The future of the Arctic salmon, the fera, and other emblematic fish of Lake Geneva is under threat.
“Salmonids like the fera need cold water to spawn. Before, it spawned at a depth of three to six meters; now, it spawns at 20 to 25 meters,” said Alexandre Fayet, president of the Swiss intercantonal association of professional Lake Geneva fishermen.
“For now, we're not too worried,” but ‘we're trying to diversify and market fish that like warmer, less oxygenated waters, like carp, tench and bream,’ he told AFP.
- Transformation phase
LeXPLORE, a floating scientific platform, has been conducting research on Lake Geneva since 2019, studying 44 different parameters down to a depth of 110 meters.
Natacha Tofield-Pasche, project manager, said that in addition to the lake's rising temperature, global warming also leads to “extreme events” that drag many polluting particles into Lake Geneva, as witnessed during major floods last year in the Wallis region of Switzerland.
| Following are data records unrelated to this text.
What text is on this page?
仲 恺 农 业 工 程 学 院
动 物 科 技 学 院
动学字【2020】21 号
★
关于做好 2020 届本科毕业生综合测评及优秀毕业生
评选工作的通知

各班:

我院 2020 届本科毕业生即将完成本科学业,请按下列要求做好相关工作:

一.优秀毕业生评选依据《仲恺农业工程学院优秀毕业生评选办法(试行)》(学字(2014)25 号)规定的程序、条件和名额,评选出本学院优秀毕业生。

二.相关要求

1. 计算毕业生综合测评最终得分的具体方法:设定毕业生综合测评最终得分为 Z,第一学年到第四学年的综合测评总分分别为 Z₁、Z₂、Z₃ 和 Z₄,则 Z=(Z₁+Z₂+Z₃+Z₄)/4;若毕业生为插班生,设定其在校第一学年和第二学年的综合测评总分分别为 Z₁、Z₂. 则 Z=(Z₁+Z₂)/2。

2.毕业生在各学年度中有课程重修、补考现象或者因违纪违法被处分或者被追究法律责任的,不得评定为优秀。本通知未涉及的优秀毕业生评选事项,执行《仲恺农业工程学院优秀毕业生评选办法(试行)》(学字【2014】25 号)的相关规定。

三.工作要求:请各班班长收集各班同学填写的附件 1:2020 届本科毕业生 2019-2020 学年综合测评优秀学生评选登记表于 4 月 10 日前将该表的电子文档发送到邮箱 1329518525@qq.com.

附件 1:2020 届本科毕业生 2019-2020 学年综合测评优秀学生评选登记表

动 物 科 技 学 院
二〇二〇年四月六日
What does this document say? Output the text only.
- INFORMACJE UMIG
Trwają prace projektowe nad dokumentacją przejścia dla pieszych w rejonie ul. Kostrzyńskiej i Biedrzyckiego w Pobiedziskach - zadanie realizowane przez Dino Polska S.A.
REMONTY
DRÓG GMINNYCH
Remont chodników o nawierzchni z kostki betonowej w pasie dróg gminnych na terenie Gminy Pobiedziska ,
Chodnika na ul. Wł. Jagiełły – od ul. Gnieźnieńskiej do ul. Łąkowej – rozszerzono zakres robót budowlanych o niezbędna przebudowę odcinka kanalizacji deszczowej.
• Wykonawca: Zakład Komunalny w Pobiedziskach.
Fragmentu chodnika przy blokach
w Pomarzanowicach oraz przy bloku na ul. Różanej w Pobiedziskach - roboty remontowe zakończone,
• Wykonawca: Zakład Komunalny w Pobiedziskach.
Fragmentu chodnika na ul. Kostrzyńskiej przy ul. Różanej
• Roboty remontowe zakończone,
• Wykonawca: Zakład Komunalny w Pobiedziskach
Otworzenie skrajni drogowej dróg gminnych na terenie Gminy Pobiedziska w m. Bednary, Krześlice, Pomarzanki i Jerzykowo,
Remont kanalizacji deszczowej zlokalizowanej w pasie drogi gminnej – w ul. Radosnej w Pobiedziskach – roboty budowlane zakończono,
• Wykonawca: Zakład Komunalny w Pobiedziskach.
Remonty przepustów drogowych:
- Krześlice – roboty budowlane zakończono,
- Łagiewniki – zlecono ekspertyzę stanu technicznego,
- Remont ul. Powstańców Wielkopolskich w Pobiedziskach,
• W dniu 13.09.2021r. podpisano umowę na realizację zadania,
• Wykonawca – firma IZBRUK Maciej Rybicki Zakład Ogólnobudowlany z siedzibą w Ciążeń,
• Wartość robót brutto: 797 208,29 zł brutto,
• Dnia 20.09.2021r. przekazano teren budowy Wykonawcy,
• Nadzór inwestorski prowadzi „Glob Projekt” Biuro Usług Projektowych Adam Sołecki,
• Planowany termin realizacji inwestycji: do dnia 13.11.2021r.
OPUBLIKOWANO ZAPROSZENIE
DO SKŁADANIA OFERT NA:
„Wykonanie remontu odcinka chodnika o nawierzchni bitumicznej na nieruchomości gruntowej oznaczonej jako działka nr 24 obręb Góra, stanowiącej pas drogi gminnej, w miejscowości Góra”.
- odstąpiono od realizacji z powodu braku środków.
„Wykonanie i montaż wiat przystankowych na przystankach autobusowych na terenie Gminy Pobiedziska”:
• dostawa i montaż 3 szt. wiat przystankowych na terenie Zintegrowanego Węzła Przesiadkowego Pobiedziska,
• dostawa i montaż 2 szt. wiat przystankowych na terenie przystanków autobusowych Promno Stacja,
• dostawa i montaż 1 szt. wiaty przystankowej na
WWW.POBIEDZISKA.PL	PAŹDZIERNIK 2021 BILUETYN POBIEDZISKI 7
These events can also disable wastewater treatment plants, while the lake provides drinking water for around a million people.
CIPEL is “very concerned because it sees that Lake Geneva is going through a transformation phase”, marked by long periods without complete mixing, said Gallina.
In addition, there are other challenges, such as pollution invisible to the naked eye, like micropollutants and microplastics, or the invasion of quagga mussels.
In addition, episodes of high heat increase the risk of proliferation of cyanobacteria, which can be toxic.
Lack of mixing also promotes the accumulation of nutrients, such as phosphorus, in deep waters.
In the case of increasingly exceptional complete mixing, phosphorus can rise to the surface, causing algae blooms.